Sílvia Machete é uma excelente cantora em ascensão e, sob os arranjos originais, compensa o vigor áspero (em algumas faixas) de Erasmo com maior técnica e extensão, conseguindo os mesmos efeitos emocionais sem problemas. Na semana em que o blogueiro assistiu ao show, ela estava também se apresentando no Rival com outro repertório, mas mesmo isso não é desculpa para seu único (e grande) erro na apresentação - ela cantou lendo as letras (ou pelo menos assim parecia), o que a levou a, num teatro de arena, passar virtualmente todo o espetáculo de costas para metade da platéia. Para engordar o tempo de duração, Sílvia adiciona ao final duas versões de Roberto & Erasmo, a genial "Sou uma criança, não entendo nada", em arranjo cabaré (não funciona bem) e a brilhante "Ilegal, imoral ou engorda" em versão "big band" de bolso - imagine aquelas orquestrações de Simonal (fica maneira). Seu timbre lembra realmente as artistas da época, inclusive Mariana Fossa, que no álbum original reparte os vocais de "Masculino feminino" e casa muito bem com as músicas. Pra quem gosta desse som pós-tropicalista daquele povo cabeça daquela época em que vivíamos sob uma ditadura, mas tínhamos esperança, é um achado. Pro resto, também.
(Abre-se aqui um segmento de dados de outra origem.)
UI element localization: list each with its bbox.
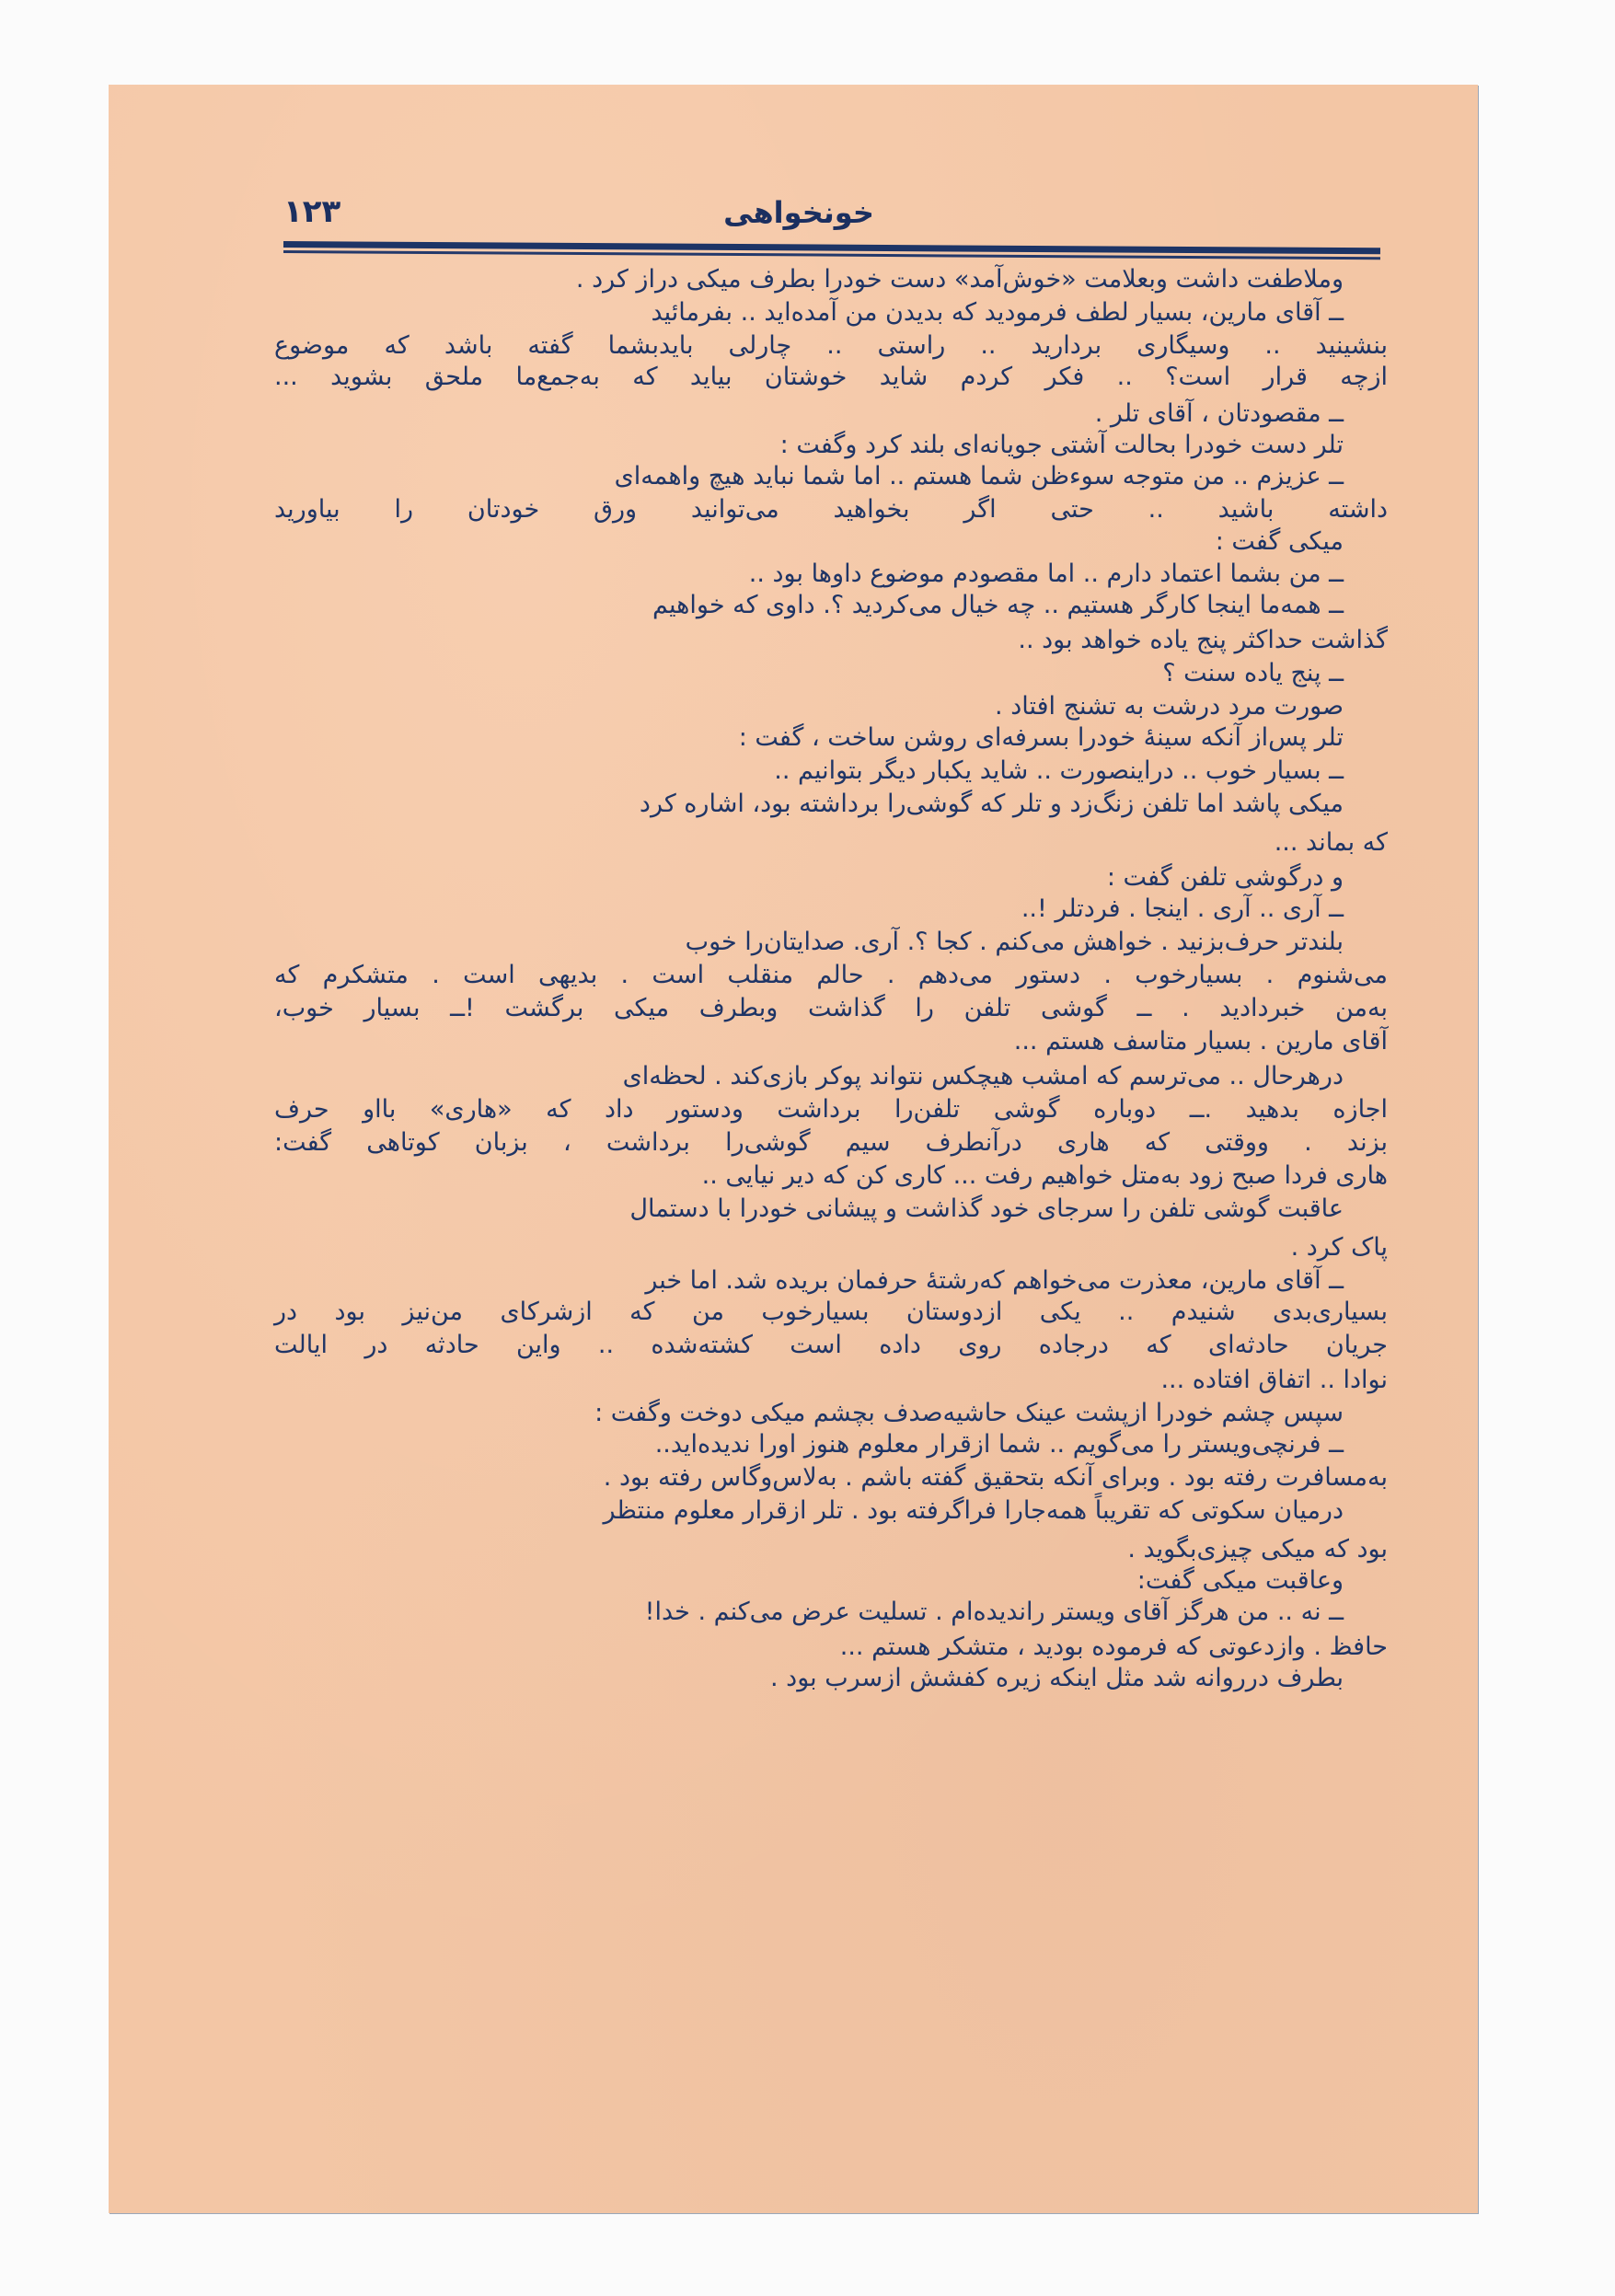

Sílvia Machete repete o show no Sesc Copacabana neste sábado, dia 31. O blogueiro talvez até volte lá.

2 comentários:

Unknown disse...

Oi! É a própria Silvia quem escreve. Gostei da crítica. ótimas observaç˜øes. Vc só não entendeu que quando eu disse "meus shows não costumam ser assim" eu não estava falando do público mas sobre o show mesmo. Foi a primeira vez que eu simplesmente só cantei num show. Vou levar em consideração suas obsservaç˜øes. Apareça!
Abraçø!
s

Ave disse...

Ooooops, desculpa, Sílvia.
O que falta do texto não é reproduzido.